KAZANCINI TÜRKİYE’YE GETİREN KAZANIR
Hepsinden önemlisi bu ülkenin ve milletin potansiyeline inandınız. Bu mücadelenizde sizlere yardımcı olabilmek adına biz de sadece elimizi değil tüm gövdemizi taşın altına koyduk. İhracatın büyümeye katkısını arttırmak, dengeli, kaliteli ve sürdürülebilir yüksek büyüme hedefine ulaşmak için gerekli adımları atıyoruz. Eximbank’ın sermayesini, 21,9 milyar liradan 35,7 milyar liraya yükselterek güçlendirdik. 2023 yılında ihracatçılara 42 milyar dolar finansman desteği sağlayan Eximbank’ın bu yılki hedefi 50 milyar dolardır. Günlük reskont kredi limitini 10 kat artışla 3 milyar liraya yükselttik. Yurt dışına sunulan mimarlık, mühendislik, yazılım, tasarım, veri işleme, çağrı hizmetleriyle eğitim ve sağlık faaliyetlerinden elde edilen gelirler için sağlanan yüzde 50 kazanç istisnasını kazancın Türkiye’ye getirilmesi şartıyla yüzde 80’e çıkardık.

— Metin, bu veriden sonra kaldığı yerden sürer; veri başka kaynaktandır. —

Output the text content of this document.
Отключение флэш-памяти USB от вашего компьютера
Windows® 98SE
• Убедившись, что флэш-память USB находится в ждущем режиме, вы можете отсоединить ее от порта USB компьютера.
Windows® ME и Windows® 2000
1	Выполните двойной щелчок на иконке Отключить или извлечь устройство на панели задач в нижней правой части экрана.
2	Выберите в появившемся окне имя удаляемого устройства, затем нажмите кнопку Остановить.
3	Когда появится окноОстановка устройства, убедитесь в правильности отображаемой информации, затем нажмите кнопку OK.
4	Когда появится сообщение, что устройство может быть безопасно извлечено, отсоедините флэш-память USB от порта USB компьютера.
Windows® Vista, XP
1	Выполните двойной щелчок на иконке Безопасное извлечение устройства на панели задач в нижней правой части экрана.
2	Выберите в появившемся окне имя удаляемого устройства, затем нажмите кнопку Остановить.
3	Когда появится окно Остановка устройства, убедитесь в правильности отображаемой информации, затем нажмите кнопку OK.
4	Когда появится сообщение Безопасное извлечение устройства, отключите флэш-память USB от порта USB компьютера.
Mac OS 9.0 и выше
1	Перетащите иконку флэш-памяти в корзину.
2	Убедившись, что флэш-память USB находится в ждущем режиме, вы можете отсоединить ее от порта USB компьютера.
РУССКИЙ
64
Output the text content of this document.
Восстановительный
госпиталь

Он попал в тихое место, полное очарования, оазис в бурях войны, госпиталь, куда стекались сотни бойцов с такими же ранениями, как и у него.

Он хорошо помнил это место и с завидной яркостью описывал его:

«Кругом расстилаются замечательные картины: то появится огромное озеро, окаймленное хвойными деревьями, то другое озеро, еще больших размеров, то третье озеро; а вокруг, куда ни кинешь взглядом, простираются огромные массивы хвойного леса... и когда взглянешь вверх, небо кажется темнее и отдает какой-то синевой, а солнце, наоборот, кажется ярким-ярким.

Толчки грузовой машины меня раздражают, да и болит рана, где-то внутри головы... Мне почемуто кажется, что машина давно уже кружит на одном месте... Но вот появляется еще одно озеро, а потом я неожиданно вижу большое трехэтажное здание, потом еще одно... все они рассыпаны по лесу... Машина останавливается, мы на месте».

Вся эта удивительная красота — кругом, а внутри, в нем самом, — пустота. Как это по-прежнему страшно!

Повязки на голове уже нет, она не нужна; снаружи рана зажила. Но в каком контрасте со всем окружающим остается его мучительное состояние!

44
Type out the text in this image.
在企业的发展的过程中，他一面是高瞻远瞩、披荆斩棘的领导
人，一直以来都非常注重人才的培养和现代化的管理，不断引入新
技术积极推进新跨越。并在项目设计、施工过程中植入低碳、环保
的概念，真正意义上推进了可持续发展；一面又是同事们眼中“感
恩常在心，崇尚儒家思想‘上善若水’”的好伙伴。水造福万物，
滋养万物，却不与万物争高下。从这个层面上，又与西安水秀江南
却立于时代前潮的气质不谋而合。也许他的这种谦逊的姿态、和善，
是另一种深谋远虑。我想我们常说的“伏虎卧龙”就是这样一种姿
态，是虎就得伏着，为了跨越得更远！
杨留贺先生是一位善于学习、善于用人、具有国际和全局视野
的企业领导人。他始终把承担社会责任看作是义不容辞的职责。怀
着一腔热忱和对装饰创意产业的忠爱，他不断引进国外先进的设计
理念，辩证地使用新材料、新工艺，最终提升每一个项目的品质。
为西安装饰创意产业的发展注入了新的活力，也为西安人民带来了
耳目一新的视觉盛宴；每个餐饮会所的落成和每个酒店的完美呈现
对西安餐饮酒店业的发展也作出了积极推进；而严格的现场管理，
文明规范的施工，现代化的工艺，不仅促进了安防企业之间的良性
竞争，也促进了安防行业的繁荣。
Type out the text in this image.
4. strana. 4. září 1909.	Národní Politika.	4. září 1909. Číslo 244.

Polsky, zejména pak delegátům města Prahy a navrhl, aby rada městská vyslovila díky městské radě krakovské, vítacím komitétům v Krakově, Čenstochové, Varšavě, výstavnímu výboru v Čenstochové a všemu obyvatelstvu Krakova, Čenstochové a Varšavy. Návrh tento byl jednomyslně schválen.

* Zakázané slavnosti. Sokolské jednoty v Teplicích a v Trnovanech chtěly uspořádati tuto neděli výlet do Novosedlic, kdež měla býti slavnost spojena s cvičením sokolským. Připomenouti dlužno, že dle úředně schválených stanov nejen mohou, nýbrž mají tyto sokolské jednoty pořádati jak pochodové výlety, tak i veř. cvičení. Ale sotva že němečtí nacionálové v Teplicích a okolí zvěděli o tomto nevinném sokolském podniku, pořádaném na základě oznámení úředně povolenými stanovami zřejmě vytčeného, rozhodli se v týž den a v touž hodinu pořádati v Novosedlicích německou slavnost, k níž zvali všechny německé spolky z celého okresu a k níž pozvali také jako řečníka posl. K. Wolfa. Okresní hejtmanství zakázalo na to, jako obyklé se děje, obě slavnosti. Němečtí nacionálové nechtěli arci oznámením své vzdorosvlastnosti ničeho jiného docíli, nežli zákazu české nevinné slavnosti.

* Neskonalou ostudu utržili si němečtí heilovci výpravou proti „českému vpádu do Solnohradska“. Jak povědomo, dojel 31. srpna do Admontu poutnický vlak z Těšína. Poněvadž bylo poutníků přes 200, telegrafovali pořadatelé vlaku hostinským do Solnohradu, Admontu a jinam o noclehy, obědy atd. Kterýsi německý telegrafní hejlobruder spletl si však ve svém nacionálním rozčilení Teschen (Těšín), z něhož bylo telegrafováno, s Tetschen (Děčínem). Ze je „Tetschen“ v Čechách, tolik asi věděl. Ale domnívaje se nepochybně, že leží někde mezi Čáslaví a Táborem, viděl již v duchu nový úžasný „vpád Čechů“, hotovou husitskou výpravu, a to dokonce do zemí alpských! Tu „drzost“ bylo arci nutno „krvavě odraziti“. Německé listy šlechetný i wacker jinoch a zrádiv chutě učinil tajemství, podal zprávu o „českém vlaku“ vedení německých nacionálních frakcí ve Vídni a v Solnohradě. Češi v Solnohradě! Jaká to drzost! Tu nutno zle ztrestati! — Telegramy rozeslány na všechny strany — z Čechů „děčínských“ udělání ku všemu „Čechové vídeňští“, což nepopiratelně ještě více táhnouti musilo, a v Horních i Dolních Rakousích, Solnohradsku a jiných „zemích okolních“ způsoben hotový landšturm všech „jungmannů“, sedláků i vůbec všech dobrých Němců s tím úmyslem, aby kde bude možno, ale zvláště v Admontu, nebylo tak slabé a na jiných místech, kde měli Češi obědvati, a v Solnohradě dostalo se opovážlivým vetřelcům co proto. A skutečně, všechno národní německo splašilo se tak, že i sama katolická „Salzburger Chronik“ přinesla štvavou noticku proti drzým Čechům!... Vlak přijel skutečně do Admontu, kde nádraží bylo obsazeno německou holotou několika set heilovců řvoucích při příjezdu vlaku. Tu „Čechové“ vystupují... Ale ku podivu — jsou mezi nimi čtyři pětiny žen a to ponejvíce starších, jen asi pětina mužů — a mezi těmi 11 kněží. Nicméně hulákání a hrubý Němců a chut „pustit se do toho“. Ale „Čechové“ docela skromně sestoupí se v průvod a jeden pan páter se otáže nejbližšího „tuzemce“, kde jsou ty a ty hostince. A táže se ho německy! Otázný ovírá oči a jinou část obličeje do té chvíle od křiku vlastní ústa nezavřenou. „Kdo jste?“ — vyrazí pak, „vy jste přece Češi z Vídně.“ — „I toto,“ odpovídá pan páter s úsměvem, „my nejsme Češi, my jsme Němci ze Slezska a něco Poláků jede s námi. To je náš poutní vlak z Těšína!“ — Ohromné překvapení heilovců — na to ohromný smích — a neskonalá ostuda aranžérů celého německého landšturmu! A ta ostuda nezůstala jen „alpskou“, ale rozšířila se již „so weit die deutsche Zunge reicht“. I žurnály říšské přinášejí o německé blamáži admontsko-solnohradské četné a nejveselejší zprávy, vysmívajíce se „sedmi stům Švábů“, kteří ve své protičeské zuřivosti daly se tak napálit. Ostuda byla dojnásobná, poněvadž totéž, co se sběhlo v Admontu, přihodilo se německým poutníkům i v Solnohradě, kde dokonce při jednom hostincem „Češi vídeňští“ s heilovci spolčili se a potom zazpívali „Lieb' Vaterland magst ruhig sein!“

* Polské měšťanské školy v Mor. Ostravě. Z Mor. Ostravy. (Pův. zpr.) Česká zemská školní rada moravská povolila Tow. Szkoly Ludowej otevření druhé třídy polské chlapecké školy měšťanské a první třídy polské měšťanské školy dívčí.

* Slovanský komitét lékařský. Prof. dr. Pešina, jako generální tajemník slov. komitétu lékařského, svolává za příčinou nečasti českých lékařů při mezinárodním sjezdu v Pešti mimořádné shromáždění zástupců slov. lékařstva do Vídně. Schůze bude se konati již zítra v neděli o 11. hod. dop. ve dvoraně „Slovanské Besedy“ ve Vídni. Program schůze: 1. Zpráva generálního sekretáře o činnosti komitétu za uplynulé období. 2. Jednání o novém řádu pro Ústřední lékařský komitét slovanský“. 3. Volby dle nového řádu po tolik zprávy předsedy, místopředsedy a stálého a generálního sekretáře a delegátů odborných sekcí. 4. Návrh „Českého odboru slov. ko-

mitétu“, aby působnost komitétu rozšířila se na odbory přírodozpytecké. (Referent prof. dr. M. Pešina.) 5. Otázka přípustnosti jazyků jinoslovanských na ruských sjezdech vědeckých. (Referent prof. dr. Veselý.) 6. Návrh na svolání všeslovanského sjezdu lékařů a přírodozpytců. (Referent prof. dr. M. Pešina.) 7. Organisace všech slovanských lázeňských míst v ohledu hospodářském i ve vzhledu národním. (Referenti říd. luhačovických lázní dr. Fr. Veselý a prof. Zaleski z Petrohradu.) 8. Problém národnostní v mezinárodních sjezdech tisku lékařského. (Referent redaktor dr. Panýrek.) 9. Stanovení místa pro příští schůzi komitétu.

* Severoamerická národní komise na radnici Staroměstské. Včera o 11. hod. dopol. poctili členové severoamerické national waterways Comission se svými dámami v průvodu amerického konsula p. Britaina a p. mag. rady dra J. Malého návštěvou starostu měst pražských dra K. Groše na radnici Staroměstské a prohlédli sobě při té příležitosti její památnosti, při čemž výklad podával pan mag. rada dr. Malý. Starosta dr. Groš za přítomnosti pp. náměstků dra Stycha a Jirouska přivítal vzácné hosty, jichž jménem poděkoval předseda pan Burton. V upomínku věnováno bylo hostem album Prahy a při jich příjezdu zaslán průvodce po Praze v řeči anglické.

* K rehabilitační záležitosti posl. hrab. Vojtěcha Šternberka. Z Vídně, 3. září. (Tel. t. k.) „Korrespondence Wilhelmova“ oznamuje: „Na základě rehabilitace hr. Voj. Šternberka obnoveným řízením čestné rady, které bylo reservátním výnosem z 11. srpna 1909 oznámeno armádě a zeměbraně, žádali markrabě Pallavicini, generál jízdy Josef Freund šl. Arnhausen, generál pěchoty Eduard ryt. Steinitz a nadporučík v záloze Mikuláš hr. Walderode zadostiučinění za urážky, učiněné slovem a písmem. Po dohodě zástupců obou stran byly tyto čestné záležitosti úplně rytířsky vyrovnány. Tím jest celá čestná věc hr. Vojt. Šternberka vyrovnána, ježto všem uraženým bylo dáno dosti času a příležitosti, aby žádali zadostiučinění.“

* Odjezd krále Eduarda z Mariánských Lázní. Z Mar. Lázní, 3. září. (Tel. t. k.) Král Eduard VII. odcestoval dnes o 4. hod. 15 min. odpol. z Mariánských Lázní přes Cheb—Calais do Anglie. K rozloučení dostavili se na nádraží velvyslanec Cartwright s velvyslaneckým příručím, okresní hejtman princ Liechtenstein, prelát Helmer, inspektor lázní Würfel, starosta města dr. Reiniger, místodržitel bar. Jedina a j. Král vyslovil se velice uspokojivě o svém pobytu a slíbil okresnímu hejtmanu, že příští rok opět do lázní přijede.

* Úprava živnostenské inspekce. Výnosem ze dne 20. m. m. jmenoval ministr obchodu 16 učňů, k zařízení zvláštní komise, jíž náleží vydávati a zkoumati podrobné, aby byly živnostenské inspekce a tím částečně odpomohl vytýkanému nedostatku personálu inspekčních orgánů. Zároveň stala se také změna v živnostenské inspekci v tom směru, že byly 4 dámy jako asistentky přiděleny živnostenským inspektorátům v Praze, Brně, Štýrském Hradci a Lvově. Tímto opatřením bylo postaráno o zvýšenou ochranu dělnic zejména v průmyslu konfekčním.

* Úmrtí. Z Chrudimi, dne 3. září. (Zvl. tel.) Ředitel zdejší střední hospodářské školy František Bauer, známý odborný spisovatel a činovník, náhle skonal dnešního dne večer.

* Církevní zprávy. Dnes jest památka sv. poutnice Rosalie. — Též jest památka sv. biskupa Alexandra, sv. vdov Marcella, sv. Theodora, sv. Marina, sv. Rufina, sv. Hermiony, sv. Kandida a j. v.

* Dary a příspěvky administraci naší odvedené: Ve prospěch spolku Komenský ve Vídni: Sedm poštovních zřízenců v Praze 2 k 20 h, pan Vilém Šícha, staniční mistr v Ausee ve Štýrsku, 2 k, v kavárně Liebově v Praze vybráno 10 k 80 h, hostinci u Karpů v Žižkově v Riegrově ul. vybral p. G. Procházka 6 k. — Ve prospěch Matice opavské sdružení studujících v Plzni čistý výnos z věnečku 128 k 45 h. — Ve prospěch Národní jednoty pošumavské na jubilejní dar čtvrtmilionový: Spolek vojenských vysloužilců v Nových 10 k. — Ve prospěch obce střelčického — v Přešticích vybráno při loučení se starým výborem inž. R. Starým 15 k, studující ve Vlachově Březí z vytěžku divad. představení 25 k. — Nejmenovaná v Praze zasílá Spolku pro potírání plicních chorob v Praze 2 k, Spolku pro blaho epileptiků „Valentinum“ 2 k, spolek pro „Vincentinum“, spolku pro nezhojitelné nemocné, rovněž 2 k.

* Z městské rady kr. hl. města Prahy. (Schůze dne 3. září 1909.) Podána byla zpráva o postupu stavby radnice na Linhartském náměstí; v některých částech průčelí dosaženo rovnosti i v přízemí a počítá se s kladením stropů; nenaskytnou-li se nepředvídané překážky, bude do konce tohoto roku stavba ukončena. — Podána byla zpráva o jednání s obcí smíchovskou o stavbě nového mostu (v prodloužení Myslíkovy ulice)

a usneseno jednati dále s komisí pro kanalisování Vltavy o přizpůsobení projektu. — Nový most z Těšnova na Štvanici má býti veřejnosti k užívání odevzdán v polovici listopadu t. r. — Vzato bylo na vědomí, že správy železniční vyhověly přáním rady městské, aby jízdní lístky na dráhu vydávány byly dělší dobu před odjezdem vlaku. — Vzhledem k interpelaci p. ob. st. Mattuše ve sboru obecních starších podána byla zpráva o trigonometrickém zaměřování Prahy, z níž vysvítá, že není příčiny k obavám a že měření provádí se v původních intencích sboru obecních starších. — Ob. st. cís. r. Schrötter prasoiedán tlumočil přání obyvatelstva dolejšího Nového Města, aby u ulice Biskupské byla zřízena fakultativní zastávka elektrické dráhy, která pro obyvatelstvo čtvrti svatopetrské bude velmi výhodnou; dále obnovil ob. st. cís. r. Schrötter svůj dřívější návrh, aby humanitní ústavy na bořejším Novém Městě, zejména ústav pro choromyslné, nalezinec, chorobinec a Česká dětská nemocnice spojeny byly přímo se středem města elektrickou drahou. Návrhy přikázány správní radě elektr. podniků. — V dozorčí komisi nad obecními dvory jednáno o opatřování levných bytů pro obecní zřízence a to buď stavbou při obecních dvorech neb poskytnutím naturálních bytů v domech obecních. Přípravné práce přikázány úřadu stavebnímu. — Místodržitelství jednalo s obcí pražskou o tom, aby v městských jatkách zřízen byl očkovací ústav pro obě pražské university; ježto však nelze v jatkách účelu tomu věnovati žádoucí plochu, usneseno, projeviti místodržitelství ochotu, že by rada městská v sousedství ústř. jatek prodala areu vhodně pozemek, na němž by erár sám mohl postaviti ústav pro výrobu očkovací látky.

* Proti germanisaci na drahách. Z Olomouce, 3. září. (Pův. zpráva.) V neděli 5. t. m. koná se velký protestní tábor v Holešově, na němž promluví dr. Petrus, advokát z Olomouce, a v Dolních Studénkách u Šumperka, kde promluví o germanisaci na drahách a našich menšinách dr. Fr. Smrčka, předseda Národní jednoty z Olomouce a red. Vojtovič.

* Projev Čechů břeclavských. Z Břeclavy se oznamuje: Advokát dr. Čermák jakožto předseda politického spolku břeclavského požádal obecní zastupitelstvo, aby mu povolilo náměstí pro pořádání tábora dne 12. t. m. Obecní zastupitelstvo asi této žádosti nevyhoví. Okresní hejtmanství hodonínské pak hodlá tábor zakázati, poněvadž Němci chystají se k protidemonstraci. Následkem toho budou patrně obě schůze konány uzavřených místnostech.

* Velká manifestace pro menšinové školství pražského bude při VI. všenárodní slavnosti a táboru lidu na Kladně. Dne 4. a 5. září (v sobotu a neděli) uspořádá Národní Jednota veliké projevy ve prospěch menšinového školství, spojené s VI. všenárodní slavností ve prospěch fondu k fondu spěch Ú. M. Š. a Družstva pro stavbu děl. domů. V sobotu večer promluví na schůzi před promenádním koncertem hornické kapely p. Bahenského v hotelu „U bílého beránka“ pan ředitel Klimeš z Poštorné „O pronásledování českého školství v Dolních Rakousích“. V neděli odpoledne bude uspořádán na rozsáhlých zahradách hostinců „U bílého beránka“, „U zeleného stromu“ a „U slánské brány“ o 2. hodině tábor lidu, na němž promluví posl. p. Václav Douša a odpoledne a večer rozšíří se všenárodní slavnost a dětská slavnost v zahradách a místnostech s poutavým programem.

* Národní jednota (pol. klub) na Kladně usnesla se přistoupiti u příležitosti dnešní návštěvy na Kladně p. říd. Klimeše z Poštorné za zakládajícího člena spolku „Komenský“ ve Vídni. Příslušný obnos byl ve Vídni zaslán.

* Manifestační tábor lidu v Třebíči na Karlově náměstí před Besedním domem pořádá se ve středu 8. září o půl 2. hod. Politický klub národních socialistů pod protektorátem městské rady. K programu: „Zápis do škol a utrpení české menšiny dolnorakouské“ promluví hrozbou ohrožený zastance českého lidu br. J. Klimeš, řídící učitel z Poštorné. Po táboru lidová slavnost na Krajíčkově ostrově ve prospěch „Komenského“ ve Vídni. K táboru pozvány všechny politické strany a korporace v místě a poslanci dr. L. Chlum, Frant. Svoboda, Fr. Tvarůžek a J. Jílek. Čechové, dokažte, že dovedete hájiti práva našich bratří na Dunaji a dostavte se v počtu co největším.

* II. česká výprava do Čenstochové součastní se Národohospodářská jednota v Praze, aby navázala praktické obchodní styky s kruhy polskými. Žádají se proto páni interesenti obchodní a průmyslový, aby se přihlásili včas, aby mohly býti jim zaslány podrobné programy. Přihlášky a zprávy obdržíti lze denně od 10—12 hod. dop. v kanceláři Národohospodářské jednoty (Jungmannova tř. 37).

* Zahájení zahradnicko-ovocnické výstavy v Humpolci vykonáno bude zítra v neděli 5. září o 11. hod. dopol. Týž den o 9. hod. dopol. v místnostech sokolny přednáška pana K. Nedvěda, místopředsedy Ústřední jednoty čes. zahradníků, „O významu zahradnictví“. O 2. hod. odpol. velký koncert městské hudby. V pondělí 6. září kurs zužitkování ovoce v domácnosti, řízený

YENİ SANAYİ POLİTİKASI BAŞLATACAĞIZ
Geçen yıl temmuz ayından ihracat bedellerinin en az yüzde 40’ınn Merkez Bankası'na satılması kuralına ek olarak uygulanan yüzde 30’luk döviz satışı zorunluluğunu kaldırdık. Desteklerimiz ve reel sektörümüzün dinamizmi sayesinde kişi başı gelirimize oranla imalat sanayi katma değerinde önemli bir noktaya ulaştık. Ancak burada artık daha yeni hamleler yapmamız gerektiğini görüyoruz. Üretimde avantajlarımızı koruyarak daha nitelikli, yenilikçi ve üst düzey ürünlere yönelmemiz zaruridir. Savunma sanayinde yazdığımız özgün başarı hikayesini diğer alanlara da teşmil etmek istiyoruz. Bu vizyonla yeni bir sanayi politikasını devreye alıyoruz. Kamuda tasarruf ve verimlilik paketiyle yatırım ödeneklerinde kesintileri öncelikli alanlara yönlendireceğiz.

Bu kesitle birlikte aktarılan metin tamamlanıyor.